Oscar celebrates his 90th birthday in Hollywood

Oscar celebrates his 90th birthday in Hollywood Gary Oldman as Winston Churchill in Darkest Hour.

The 90th anniversary of the Oscar ceremonies is being held this year in the Dolby Theatre, Los Angeles on March 4. Sadly, the possibility that home favourite Saoirse Ronan will reprise her Golden Globe victory for Lady Bird has been ruled out by the bookies. They make Frances McDormand the hot favourite for Three Billboards in Ebbing, Missouri. It’s Saoirse’s third nomination after Brooklyn and Atonement.

Equally hot favourite in the Best Actor category is Gary Oldman for Darkest Hour. The Best Film is likely to be The Shape of Water but Three Billboards isn’t too far behind it in the betting stakes.

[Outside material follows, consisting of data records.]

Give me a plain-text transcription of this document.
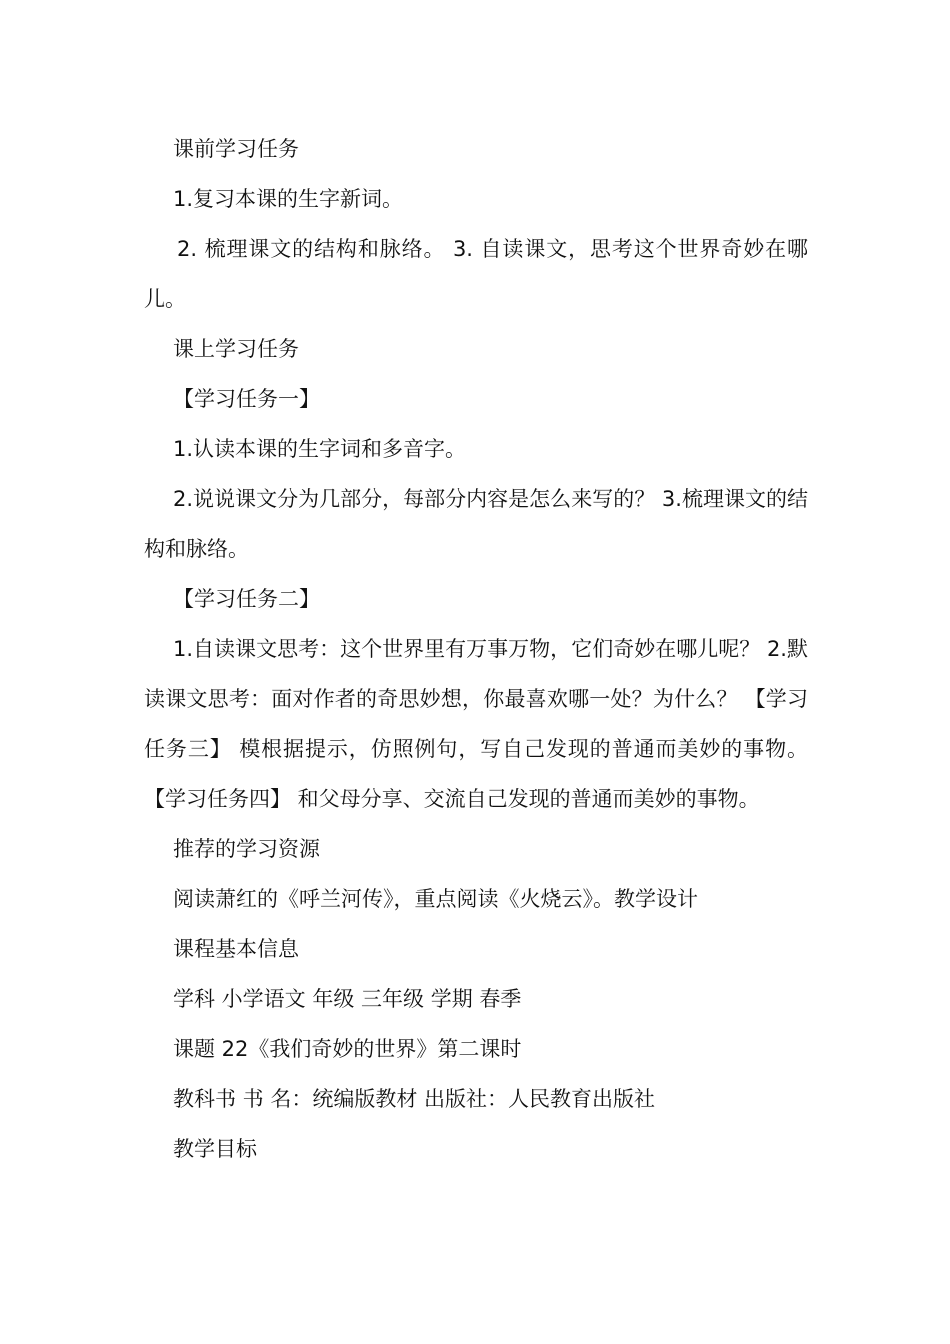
课前学习任务

1.复习本课的生字新词。

2. 梳理课文的结构和脉络。 3. 自读课文，思考这个世界奇妙在哪儿。

课上学习任务

【学习任务一】

1.认读本课的生字词和多音字。

2.说说课文分为几部分，每部分内容是怎么来写的？ 3.梳理课文的结构和脉络。

【学习任务二】

1.自读课文思考：这个世界里有万事万物，它们奇妙在哪儿呢？ 2.默读课文思考：面对作者的奇思妙想，你最喜欢哪一处？为什么？ 【学习任务三】 模根据提示，仿照例句，写自己发现的普通而美妙的事物。 【学习任务四】 和父母分享、交流自己发现的普通而美妙的事物。

推荐的学习资源

阅读萧红的《呼兰河传》，重点阅读《火烧云》。教学设计

课程基本信息

学科 小学语文 年级 三年级 学期 春季

课题 22《我们奇妙的世界》第二课时

教科书 书 名：统编版教材 出版社：人民教育出版社

教学目标
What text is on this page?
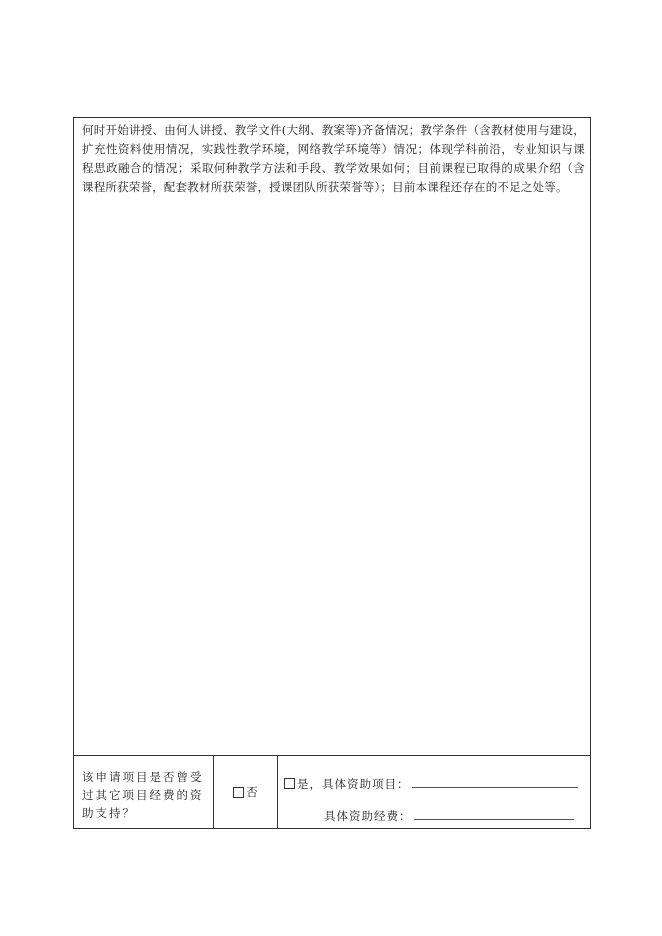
何时开始讲授、由何人讲授、教学文件(大纲、教案等)齐备情况；教学条件（含教材使用与建设，扩充性资料使用情况，实践性教学环境，网络教学环境等）情况；体现学科前沿，专业知识与课程思政融合的情况；采取何种教学方法和手段、教学效果如何；目前课程已取得的成果介绍（含课程所获荣誉，配套教材所获荣誉，授课团队所获荣誉等）；目前本课程还存在的不足之处等。

该申请项目是否曾受过其它项目经费的资助支持？
否
是，具体资助项目：
具体资助经费：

Why is it not automatic that the Best Director award be given to whatever wins Best Film? This is something I address in my book And the Loser is, which has just been published by Vernon Press. I subtitled it “A History of Oscar Oversights”. There’s never been a year when I didn’t feel some contender wasn’t unfairly passed over.

A number of extraneous factors usually impinge on the eventual decisions. Some of the voters, I believe, haven’t even seen the films they’re voting on.

The off-screen popularity of a star is also a factor. Or events going on in their lives that have absolutely nothing to do with the film in question. Sometimes I think the Globes or the Cannes Film Festival are better barometers of real entitlement than the Oscars.

Sometimes people win because they’ve been unsuccessfully nominated before and are given a compensatory award to make up for the lapse. It usually happens to veterans, where the award can double as a kind of Life Achievement citation.

Long
 knives

Gary Oldman (old man?) falls into that category and so does Frances McDormand to an extent. A more pertinent side issue with McDormand is the fact that she’s playing a strong woman fighting the system, something Hollywood will applaud as the long knives continue to come out for Harvey Weinstein and women campaign for a more equitable industry.

Humphrey Bogart liked to say, “The part creates the Oscar.” He believed the only way one could have a truly objective decision was if every nominee played the same role.

This would obviously be impossible from a logistical point of view but it’s an interesting way of looking at it.

If one plays a dysfunctional character, one’s chances of winning seem to be amplified. Likewise if a character has a physical disability, like Daniel Day-Lewis (also a nominee for Best Actor this year for Phantom Thread) in My Left Foot, or the blind Al Pacino in Scent of a Woman, his chances are enhanced. That’s not to say these people weren’t deserving winners; merely that their odds were shortened because of their circumstances.

Last year there was the muddle of all muddles when Faye Dunaway read out the wrong name for Best Film. Heads rolled at Price Waterhouse, the firm responsible for the envelope mix-up, after the cringe-inducing incident.

You can bet your boots that won’t happen again.